JAX/XLA specializes compiled programs to known shapes. That is a strong fit for large static-shape workloads where compiler optimization dominates. tenferro’s native traced runtime is built for the complementary case: programs whose output sizes may depend on runtime values, such as thresholded or truncated linear algebra.

When shapes are static, the proposed optional XLA backend (#984) may eventually route traced programs to XLA. When ranks or extents are value-dependent, tenferro keeps dynamic shape metadata in the traced program and resolves the concrete sizes during execution. See Dynamic and Symbolic Shape Metadata.

Lazy traced execution

PyTorch users usually expect every operation to execute immediately. JAX users often switch between eager execution and jit. tenferro’s traced API stays lazy until you lower a TracedTensor graph with GraphCompiler and run the resulting GraphProgram with GraphExecutor.

Autodiff split

Eager tenferro matches PyTorch-style eager forward execution. When tensors are tracked, it also matches the scalar loss loss.backward() workflow with accumulation semantics. Traced tenferro is the API for torch.autograd.grad, jax.grad, jax.vjp, jax.jvp, and higher-order compositions such as HVPs.
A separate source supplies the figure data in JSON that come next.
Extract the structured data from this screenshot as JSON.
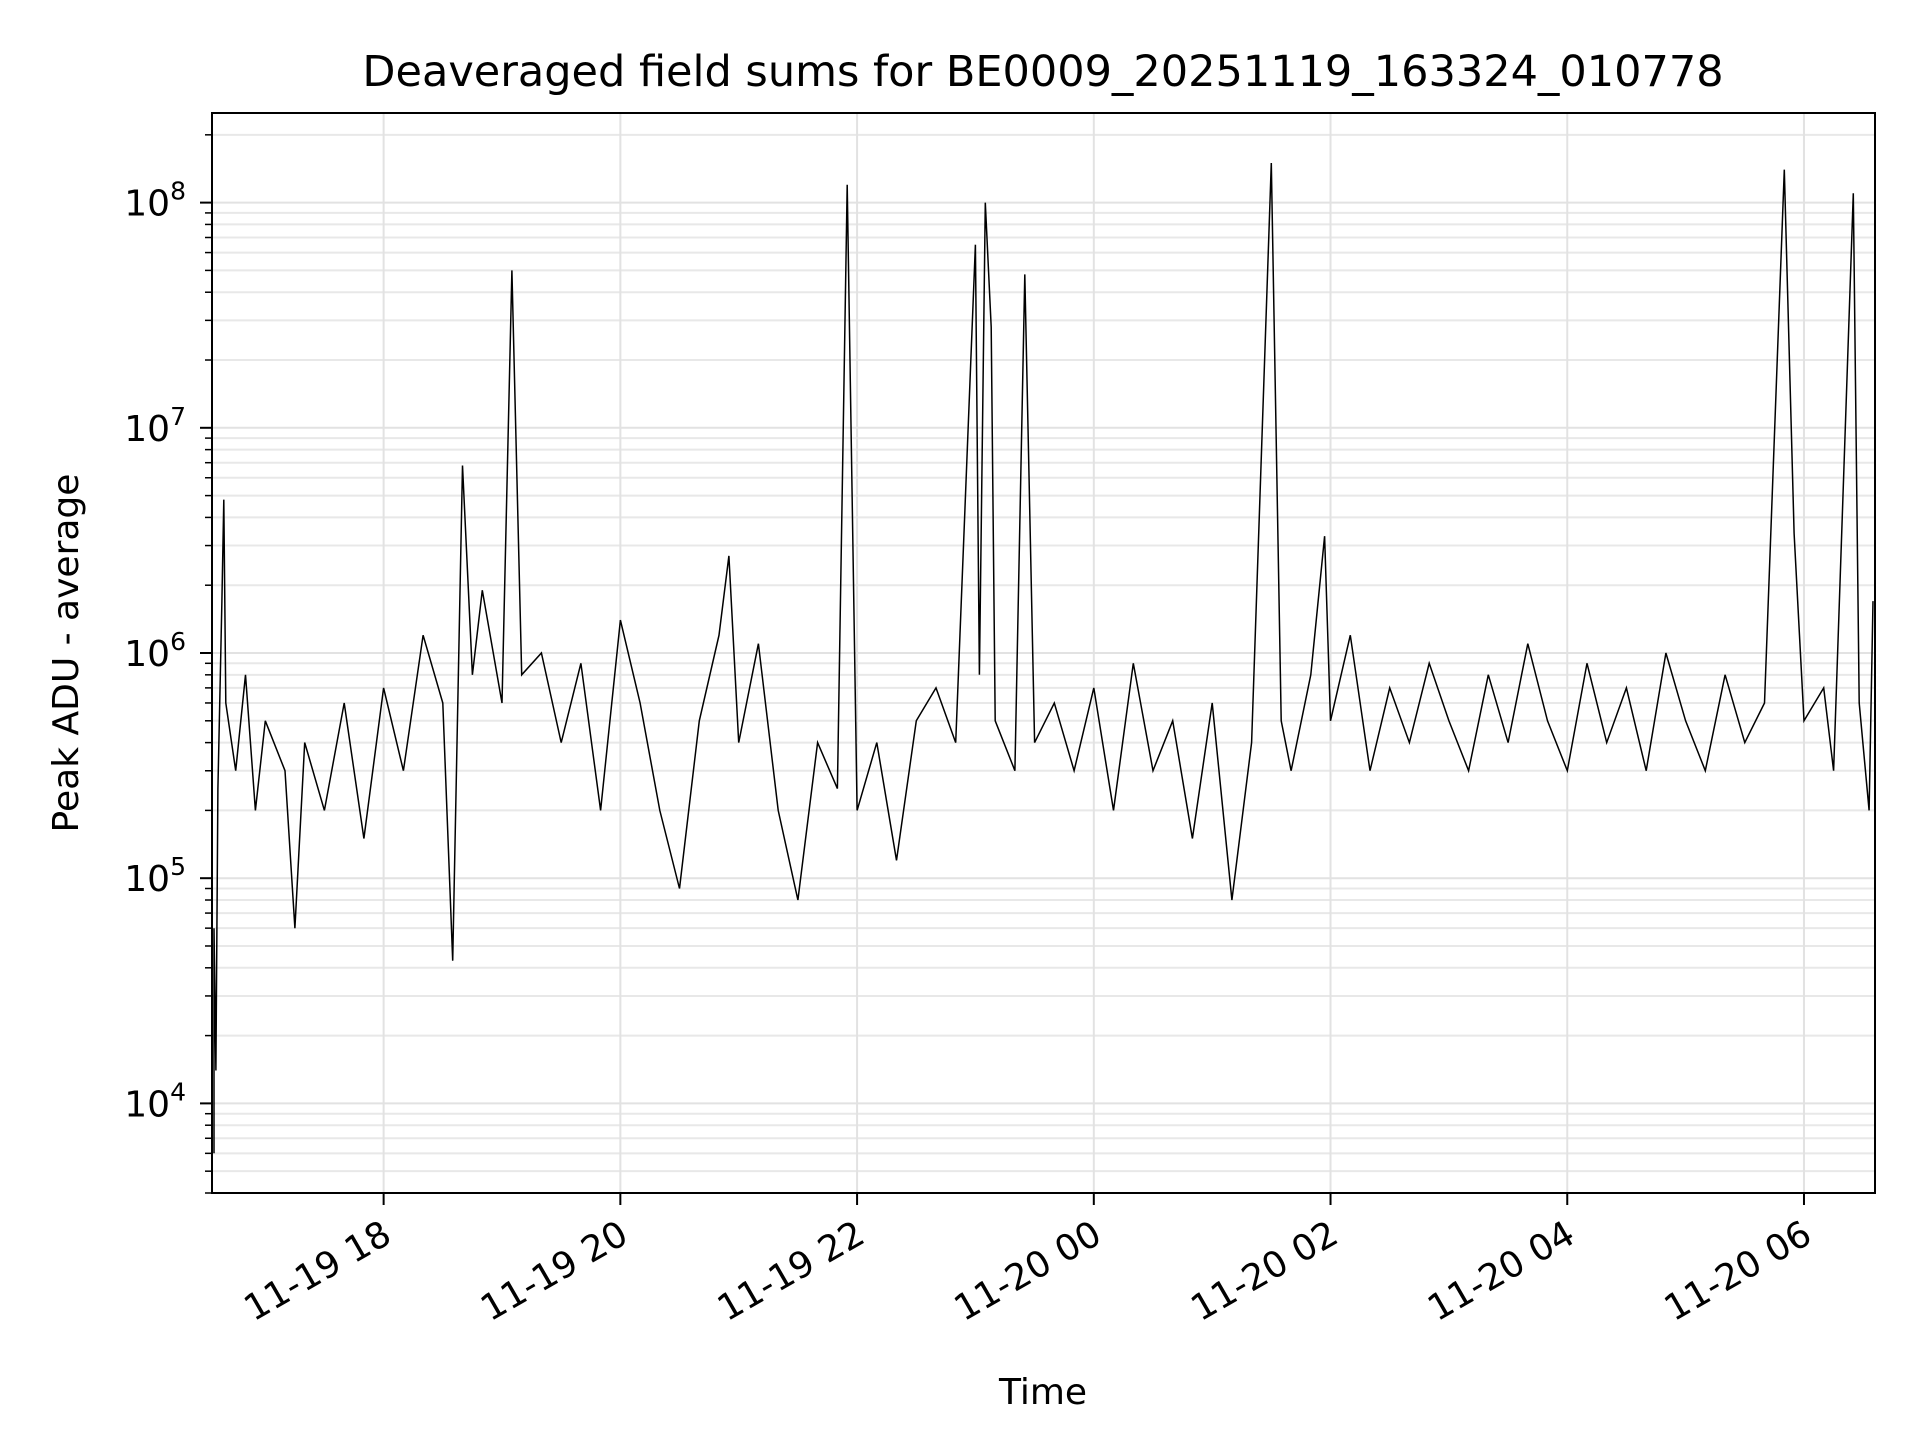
{
  "chart_data": {
    "type": "line",
    "title": "Deaveraged field sums for BE0009_20251119_163324_010778",
    "xlabel": "Time",
    "ylabel": "Peak ADU - average",
    "yscale": "log",
    "xlim": [
      "2025-11-19 16:33",
      "2025-11-20 06:36"
    ],
    "ylim": [
      4000,
      250000000
    ],
    "grid": "on",
    "line_color": "#000000",
    "x_ticks": [
      {
        "label": "11-19 18",
        "t": "2025-11-19 18:00"
      },
      {
        "label": "11-19 20",
        "t": "2025-11-19 20:00"
      },
      {
        "label": "11-19 22",
        "t": "2025-11-19 22:00"
      },
      {
        "label": "11-20 00",
        "t": "2025-11-20 00:00"
      },
      {
        "label": "11-20 02",
        "t": "2025-11-20 02:00"
      },
      {
        "label": "11-20 04",
        "t": "2025-11-20 04:00"
      },
      {
        "label": "11-20 06",
        "t": "2025-11-20 06:00"
      }
    ],
    "y_ticks": [
      {
        "base": "10",
        "exp": "4",
        "value": 10000
      },
      {
        "base": "10",
        "exp": "5",
        "value": 100000
      },
      {
        "base": "10",
        "exp": "6",
        "value": 1000000
      },
      {
        "base": "10",
        "exp": "7",
        "value": 10000000
      },
      {
        "base": "10",
        "exp": "8",
        "value": 100000000
      }
    ],
    "series": [
      {
        "points": [
          [
            "2025-11-19 16:34",
            6000
          ],
          [
            "2025-11-19 16:34",
            60000
          ],
          [
            "2025-11-19 16:35",
            14000
          ],
          [
            "2025-11-19 16:36",
            250000
          ],
          [
            "2025-11-19 16:38",
            1700000
          ],
          [
            "2025-11-19 16:39",
            4800000
          ],
          [
            "2025-11-19 16:40",
            600000
          ],
          [
            "2025-11-19 16:45",
            300000
          ],
          [
            "2025-11-19 16:50",
            800000
          ],
          [
            "2025-11-19 16:55",
            200000
          ],
          [
            "2025-11-19 17:00",
            500000
          ],
          [
            "2025-11-19 17:10",
            300000
          ],
          [
            "2025-11-19 17:15",
            60000
          ],
          [
            "2025-11-19 17:20",
            400000
          ],
          [
            "2025-11-19 17:30",
            200000
          ],
          [
            "2025-11-19 17:40",
            600000
          ],
          [
            "2025-11-19 17:50",
            150000
          ],
          [
            "2025-11-19 18:00",
            700000
          ],
          [
            "2025-11-19 18:10",
            300000
          ],
          [
            "2025-11-19 18:20",
            1200000
          ],
          [
            "2025-11-19 18:30",
            600000
          ],
          [
            "2025-11-19 18:35",
            43000
          ],
          [
            "2025-11-19 18:40",
            6800000
          ],
          [
            "2025-11-19 18:45",
            800000
          ],
          [
            "2025-11-19 18:50",
            1900000
          ],
          [
            "2025-11-19 19:00",
            600000
          ],
          [
            "2025-11-19 19:05",
            50000000
          ],
          [
            "2025-11-19 19:10",
            800000
          ],
          [
            "2025-11-19 19:20",
            1000000
          ],
          [
            "2025-11-19 19:30",
            400000
          ],
          [
            "2025-11-19 19:40",
            900000
          ],
          [
            "2025-11-19 19:50",
            200000
          ],
          [
            "2025-11-19 20:00",
            1400000
          ],
          [
            "2025-11-19 20:10",
            600000
          ],
          [
            "2025-11-19 20:20",
            200000
          ],
          [
            "2025-11-19 20:30",
            90000
          ],
          [
            "2025-11-19 20:40",
            500000
          ],
          [
            "2025-11-19 20:50",
            1200000
          ],
          [
            "2025-11-19 20:55",
            2700000
          ],
          [
            "2025-11-19 21:00",
            400000
          ],
          [
            "2025-11-19 21:10",
            1100000
          ],
          [
            "2025-11-19 21:20",
            200000
          ],
          [
            "2025-11-19 21:30",
            80000
          ],
          [
            "2025-11-19 21:40",
            400000
          ],
          [
            "2025-11-19 21:50",
            250000
          ],
          [
            "2025-11-19 21:55",
            120000000
          ],
          [
            "2025-11-19 22:00",
            200000
          ],
          [
            "2025-11-19 22:10",
            400000
          ],
          [
            "2025-11-19 22:20",
            120000
          ],
          [
            "2025-11-19 22:30",
            500000
          ],
          [
            "2025-11-19 22:40",
            700000
          ],
          [
            "2025-11-19 22:50",
            400000
          ],
          [
            "2025-11-19 23:00",
            65000000
          ],
          [
            "2025-11-19 23:02",
            800000
          ],
          [
            "2025-11-19 23:05",
            100000000
          ],
          [
            "2025-11-19 23:08",
            28000000
          ],
          [
            "2025-11-19 23:10",
            500000
          ],
          [
            "2025-11-19 23:20",
            300000
          ],
          [
            "2025-11-19 23:25",
            48000000
          ],
          [
            "2025-11-19 23:30",
            400000
          ],
          [
            "2025-11-19 23:40",
            600000
          ],
          [
            "2025-11-19 23:50",
            300000
          ],
          [
            "2025-11-20 00:00",
            700000
          ],
          [
            "2025-11-20 00:10",
            200000
          ],
          [
            "2025-11-20 00:20",
            900000
          ],
          [
            "2025-11-20 00:30",
            300000
          ],
          [
            "2025-11-20 00:40",
            500000
          ],
          [
            "2025-11-20 00:50",
            150000
          ],
          [
            "2025-11-20 01:00",
            600000
          ],
          [
            "2025-11-20 01:10",
            80000
          ],
          [
            "2025-11-20 01:20",
            400000
          ],
          [
            "2025-11-20 01:30",
            150000000
          ],
          [
            "2025-11-20 01:35",
            500000
          ],
          [
            "2025-11-20 01:40",
            300000
          ],
          [
            "2025-11-20 01:50",
            800000
          ],
          [
            "2025-11-20 01:57",
            3300000
          ],
          [
            "2025-11-20 02:00",
            500000
          ],
          [
            "2025-11-20 02:10",
            1200000
          ],
          [
            "2025-11-20 02:20",
            300000
          ],
          [
            "2025-11-20 02:30",
            700000
          ],
          [
            "2025-11-20 02:40",
            400000
          ],
          [
            "2025-11-20 02:50",
            900000
          ],
          [
            "2025-11-20 03:00",
            500000
          ],
          [
            "2025-11-20 03:10",
            300000
          ],
          [
            "2025-11-20 03:20",
            800000
          ],
          [
            "2025-11-20 03:30",
            400000
          ],
          [
            "2025-11-20 03:40",
            1100000
          ],
          [
            "2025-11-20 03:50",
            500000
          ],
          [
            "2025-11-20 04:00",
            300000
          ],
          [
            "2025-11-20 04:10",
            900000
          ],
          [
            "2025-11-20 04:20",
            400000
          ],
          [
            "2025-11-20 04:30",
            700000
          ],
          [
            "2025-11-20 04:40",
            300000
          ],
          [
            "2025-11-20 04:50",
            1000000
          ],
          [
            "2025-11-20 05:00",
            500000
          ],
          [
            "2025-11-20 05:10",
            300000
          ],
          [
            "2025-11-20 05:20",
            800000
          ],
          [
            "2025-11-20 05:30",
            400000
          ],
          [
            "2025-11-20 05:40",
            600000
          ],
          [
            "2025-11-20 05:50",
            140000000
          ],
          [
            "2025-11-20 05:55",
            3400000
          ],
          [
            "2025-11-20 06:00",
            500000
          ],
          [
            "2025-11-20 06:10",
            700000
          ],
          [
            "2025-11-20 06:15",
            300000
          ],
          [
            "2025-11-20 06:25",
            110000000
          ],
          [
            "2025-11-20 06:28",
            600000
          ],
          [
            "2025-11-20 06:33",
            200000
          ],
          [
            "2025-11-20 06:35",
            1700000
          ]
        ]
      }
    ]
  }
}
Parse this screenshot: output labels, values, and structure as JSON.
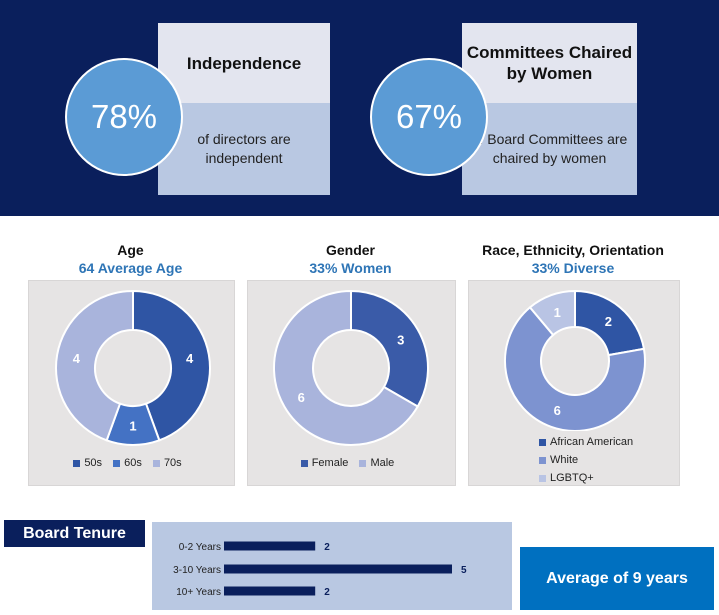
{
  "banner": {
    "independence": {
      "percent": "78%",
      "title": "Independence",
      "desc": "of directors are independent"
    },
    "committees": {
      "percent": "67%",
      "title": "Committees Chaired by Women",
      "desc": "of Board Committees are chaired by women"
    }
  },
  "chart_data": [
    {
      "type": "donut",
      "title": "Age",
      "subtitle": "64 Average Age",
      "categories": [
        "50s",
        "60s",
        "70s"
      ],
      "values": [
        4,
        1,
        4
      ],
      "colors": [
        "#2f55a4",
        "#4472c4",
        "#a9b4dc"
      ],
      "legend": "bottom"
    },
    {
      "type": "donut",
      "title": "Gender",
      "subtitle": "33% Women",
      "categories": [
        "Female",
        "Male"
      ],
      "values": [
        3,
        6
      ],
      "colors": [
        "#3a5ba8",
        "#a9b4dc"
      ],
      "legend": "bottom"
    },
    {
      "type": "donut",
      "title": "Race, Ethnicity, Orientation",
      "subtitle": "33% Diverse",
      "categories": [
        "African American",
        "White",
        "LGBTQ+"
      ],
      "values": [
        2,
        6,
        1
      ],
      "colors": [
        "#2f55a4",
        "#7d93d0",
        "#b9c4e4"
      ],
      "legend": "bottom"
    },
    {
      "type": "bar",
      "orientation": "horizontal",
      "title": "Board Tenure",
      "categories": [
        "0-2 Years",
        "3-10 Years",
        "10+ Years"
      ],
      "values": [
        2,
        5,
        2
      ],
      "xlim": [
        0,
        5
      ],
      "color": "#0a1f5c"
    }
  ],
  "tenure": {
    "label": "Board Tenure",
    "average": "Average of 9 years"
  }
}
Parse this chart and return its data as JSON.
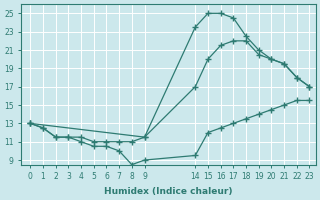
{
  "xlabel": "Humidex (Indice chaleur)",
  "bg_color": "#cce8ec",
  "grid_color": "#ffffff",
  "line_color": "#2e7b72",
  "curve1_x_pos": [
    0,
    1,
    2,
    3,
    4,
    5,
    6,
    7,
    8,
    9,
    14,
    15,
    16,
    17,
    18,
    19,
    20,
    21,
    22,
    23
  ],
  "curve1_y": [
    13,
    12.5,
    11.5,
    11.5,
    11,
    10.5,
    10.5,
    10,
    8.5,
    9,
    9.5,
    12,
    12.5,
    13,
    13.5,
    14,
    14.5,
    15,
    15.5,
    15.5
  ],
  "curve2_x_pos": [
    0,
    1,
    2,
    3,
    4,
    5,
    6,
    7,
    8,
    9,
    14,
    15,
    16,
    17,
    18,
    19,
    20,
    21,
    22,
    23
  ],
  "curve2_y": [
    13,
    12.5,
    11.5,
    11.5,
    11.5,
    11,
    11,
    11,
    11,
    11.5,
    17,
    20,
    21.5,
    22,
    22,
    20.5,
    20,
    19.5,
    18,
    17
  ],
  "curve3_x_pos": [
    0,
    9,
    14,
    15,
    16,
    17,
    18,
    19,
    20,
    21,
    22,
    23
  ],
  "curve3_y": [
    13,
    11.5,
    23.5,
    25,
    25,
    24.5,
    22.5,
    21,
    20,
    19.5,
    18,
    17
  ],
  "xtick_labels": [
    "0",
    "1",
    "2",
    "3",
    "4",
    "5",
    "6",
    "7",
    "8",
    "9",
    "14",
    "15",
    "16",
    "17",
    "18",
    "19",
    "20",
    "21",
    "22",
    "23"
  ],
  "xtick_pos": [
    0,
    1,
    2,
    3,
    4,
    5,
    6,
    7,
    8,
    9,
    14,
    15,
    16,
    17,
    18,
    19,
    20,
    21,
    22,
    23
  ],
  "yticks": [
    9,
    11,
    13,
    15,
    17,
    19,
    21,
    23,
    25
  ],
  "xlim": [
    -0.5,
    24
  ],
  "ylim": [
    8.5,
    26
  ],
  "label_fontsize": 6.5,
  "tick_fontsize": 5.5,
  "marker": "+"
}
For complex reverse-mode AD, tenferro uses a Hermitian real-inner-product cotangent representation. When comparing scalar grad values to JAX, the JAX-like value is conj(tenferro_grad) for the same scalar seed-1 calculation. See Complex Autodiff for the full convention and VJP seed comparison.

Compiler and executor ownership

In tenferro, graph lowering state and backend runtime state are separate. That means most traced user code follows this pattern:

  1. Create TracedTensor values.
  2. Build tensor expressions.
  3. Reuse one GraphCompiler for graph lowering and static planning caches.
  4. Reuse one GraphExecutor<B> for backend execution and runtime caches.